When we drive to the next block, directly in front of a HART bus hub, we meet 65-year-old John Robinson and 62-year-old Ron Castro sitting on two overturned shopping carts and wrapped in heavy cotton comforters. Robinson, a Navy veteran who did a stint in Vietnam, says it's his health that caused him to lose his job, then his home, three years ago. Now he spends his days in the library waiting for the government to approve Social Security disability payments, and between stays at weekly motels, he sleeps right on the sidewalk here.

"We don't cause any problems," he says. "We don't drink, and we don't fight."

When I ask why he doesn't get into a shelter, he gives me a common refrain: "About the only one open is the Salvation Army, and it's so dangerous that I'm better off out here."

Castro, with his long beard, looks remarkably like the Cuban leader who shares his last name. He jokes about that between serious exchanges on what it's like to live in "the jungle."

"There's people that have good educations out here and just got into a slump," he says, munching on a peanut butter jelly sandwich. "You can only work with the hand you're dealt with. This is mine."

A few blocks away at a warehouse behind ABC Liquor on Fletcher Avenue, the volunteers approach a man wrapped in plastic, sleeping on one of the loading docks. He tells the women he is sick and doesn't want to be bothered.

"That breaks my heart," says Rivera, pointing to the man. "We're a rich country. What can we do to help them?"

When we stop at a Citgo on Nebraska and Fowler, we meet Robert Brown, another Vietnam vet, and he is disarmingly honest.

"I gets a little money, and I blow it on alcohol," he admits, his heavily creased face full of scars. "I just got out of jail again, and I sleep under that trailer there."

He directs us to a patch of woods behind Pizza Hut, where his buddy "Poppy," suffering from walking pneumonia, is sleeping. But when we find the location, littered with trash and old couches, a man on a bicycle quickly rides out of the bushes past us.

For the next hour, we drive into hotel parking lots, grassy clearings by I-275, along Central Avenue and into a cul-de-sac of abandoned but most likely inhabited houses. At each site, there are signs of a homeless encampment — shopping carts, old mattresses, crates set up in a half-circle — but no people. We decide to make a final stop at the flea markets along Nebraska.

In front of Tampa Flea Market, lying between a Pepsi machine and a trashcan is yet another man sleeping directly on the concrete. At first, he refuses a blanket ("I'm not supposed to be out here") but eventually relents. When we pull around behind the building, we see five more people rolled into blankets on the loading dock, cowering like cats in corners or under tables. The volunteers approach them cautiously, asking if they need blankets. Most of the group ignore the question, but one man agrees to take the survey; afterward, Daniels unfolds a blanket and lays it over him, making sure to tuck it under his back.

On our way out, Erb tells me they are finished for the night. It's 11:30 p.m., and some of the women have been out seven hours.

"We can keep driving and find one or two, but we're going to stop," she explains.

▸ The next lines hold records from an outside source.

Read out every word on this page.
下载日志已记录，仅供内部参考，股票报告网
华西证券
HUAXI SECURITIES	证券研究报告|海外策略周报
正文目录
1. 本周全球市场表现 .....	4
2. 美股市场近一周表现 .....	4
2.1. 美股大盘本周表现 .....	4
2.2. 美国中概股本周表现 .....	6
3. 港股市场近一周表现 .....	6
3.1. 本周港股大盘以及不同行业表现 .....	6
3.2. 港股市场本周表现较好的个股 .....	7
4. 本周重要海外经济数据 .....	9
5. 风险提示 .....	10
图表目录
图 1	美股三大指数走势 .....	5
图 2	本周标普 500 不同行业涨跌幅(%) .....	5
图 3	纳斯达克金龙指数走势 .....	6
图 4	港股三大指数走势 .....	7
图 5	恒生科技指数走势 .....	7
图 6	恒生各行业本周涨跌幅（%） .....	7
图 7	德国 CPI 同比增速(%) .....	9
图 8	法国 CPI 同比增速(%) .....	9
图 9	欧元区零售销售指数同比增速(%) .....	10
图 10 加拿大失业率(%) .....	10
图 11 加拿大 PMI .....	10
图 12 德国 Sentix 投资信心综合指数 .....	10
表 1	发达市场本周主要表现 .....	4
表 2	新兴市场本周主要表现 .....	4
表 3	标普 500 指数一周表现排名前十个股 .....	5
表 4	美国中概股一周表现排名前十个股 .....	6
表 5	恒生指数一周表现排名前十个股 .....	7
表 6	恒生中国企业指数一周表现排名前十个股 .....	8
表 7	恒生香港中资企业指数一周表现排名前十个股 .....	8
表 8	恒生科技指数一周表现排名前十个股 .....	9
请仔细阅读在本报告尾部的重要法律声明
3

On my drive home, I think back to the man we found by the AMVETS Post 4 building on Skipper Road, just across the railroad tracks from a packed Skipper's Smokehouse. The man, probably in his mid-40s, was upset we woke him up. The Baltimore native wouldn't give his name, but mentioned he became homeless in Florida a year ago.

"Bad investments," he grunted.

After finishing the survey and giving him a blanket, we walked back to Erb's truck. Suddenly, the man raised his head, threw off part of the blanket and wailed:

"Please do something for us! Please do something for us out here. Please!"